Abstract
Express delivery volume is an important indicator of intercity e-commerce trading activities, offering a new vision for glimpsing the intercity linkages. However, it has been a challenge to reveal the spatial distribution of intercity express flows due to the limitations on the use of express parcel data by most companies. The study maps the spatial pattern of intercity express connection intensity and identifies the urban centrality, supported by waybill data from China. Intercity express connections form a triangular corridor centred on the ‘Pearl River Delta–Yangtze River Delta–Beijing-Tianjin-Hebei’ urban agglomerations. Shenzhen, Guangzhou, Jinhua, Shanghai, Beijing, Quanzhou, Xingtai, etc., exhibit higher centrality for their strong consumption power or commodity production capacity.

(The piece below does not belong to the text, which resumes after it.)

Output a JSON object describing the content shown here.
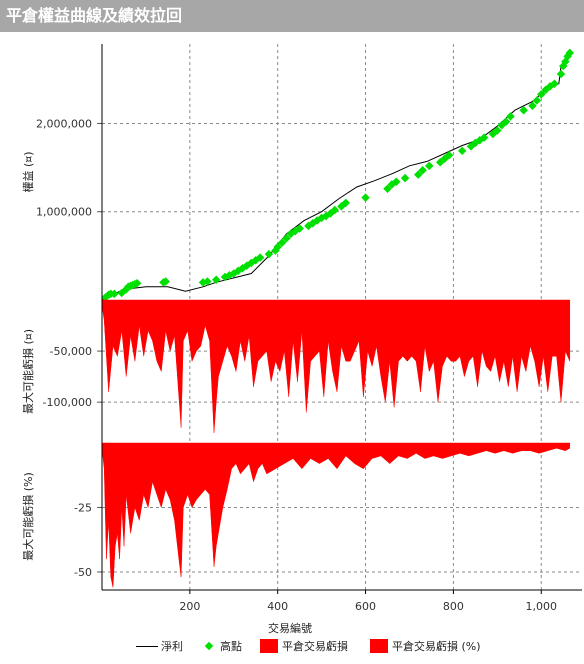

These cities also develop relatively strong connections with national central cities (Chengdu, Chongqing, Wuhan, Tianjin, etc.) and provincial capitals (Changsha, Urumqi, Hulun Buir, etc.). The cities on the western side of the Hu-line present low centrality and weak connections with the eastern cities and form sub-network with the provincial capital cities as the core.
Express delivery industry is booming in some developed countries along with developing countries such as China and India, driven by e-commerce. Globally, Chinese express delivery markets are the largest, with 108.3 billion express deliveries in 2021. Allocating and delivering resources cross-regionally strengthens intercity connections. However, real-world and high-quality datasets are not readily available, and even simple quantitative information (Rai and Dablanc, 2022). As such, revealing the geographic distribution characteristics of intercity express flows is a challenge that requires further recognition to assist decision-making regarding express network and e-commerce base.
The waybill data is derived from Express 100, which provides parcel trajectory query service for all express enterprises in China with 300 million daily queries. A total of 35,504,607 data for November 2021 were collected with authorization from enterprises, geocoded and counted for each city’s express delivery volume (EDV). We declare that the private information of customers was not involved. The connection strength between cities is visualized with EDV as the weights, and the centrality of each city is represented by the eigenvector centrality (EC). Note that connection strength less than 1000 have been eliminated, and 29,211,686 data have been retained, considering Gephi’s data limitations.
Figure 1 illustrates how intercity express flows are distributed geographically. First, intercity connections are strong on the east side of the Hu-line, forming the triangle corridor centred on the ‘Pearl River Delta–Yangtze River Delta–Beijing-Tianjin-Hebei’ urban agglomerations. The prominent EC of Shenzhen, Guangzhou, Hangzhou, Shanghai, Beijing, etc., can be attributed to their huge consumer markets and their production capacity for goods (Dong et al., 2021; Song, 2022). It has also to be emphasized that the exuberant development of e-commerce has also highlighted some cities, such as Jinhua, Xingtai, Quanzhou, etc. (Wang et al., 2022). Meanwhile, these cities are used to radiate outward and form relatively strong connections with national central cities (Chengdu, Chongqing, Wuhan, Tianjin, etc.) and provincial capitals (Changsha, Urumqi, Hulun Buir, etc.). Compared with this, express connections between the west and east sides of the Hu-Line are weaker constrained by the transportation infrastructure. Also, sub-networks with provincial capitals as the core are noticeable. One glaring example is Urumqi, which connects prefecture-level cities within the province. Spatial patterns and urban centrality of express flows in China.
In general, the findings are consistent with reality. The triangular connection and sub-network characteristics are also well supported by studies on cargo flows (Ren et al., 2020). However, our findings highlight the role of supply factors more. Some cities in western China have high-quality agricultural products. Improving transport infrastructure and cold chain warehouses in these regions will help strengthen their links with backbone nodes and stimulate regional economic growth.
Footnotes
Declaration of conflicting interests
The author(s) declared no potential conflicts of interest with respect to the research, authorship, and/or publication of this article.
Funding
The author(s) disclosed receipt of the following financial support for the research, authorship, and/or publication of this article: This work was supported by the National Natural Science Foundation of China [42271195, 72173101].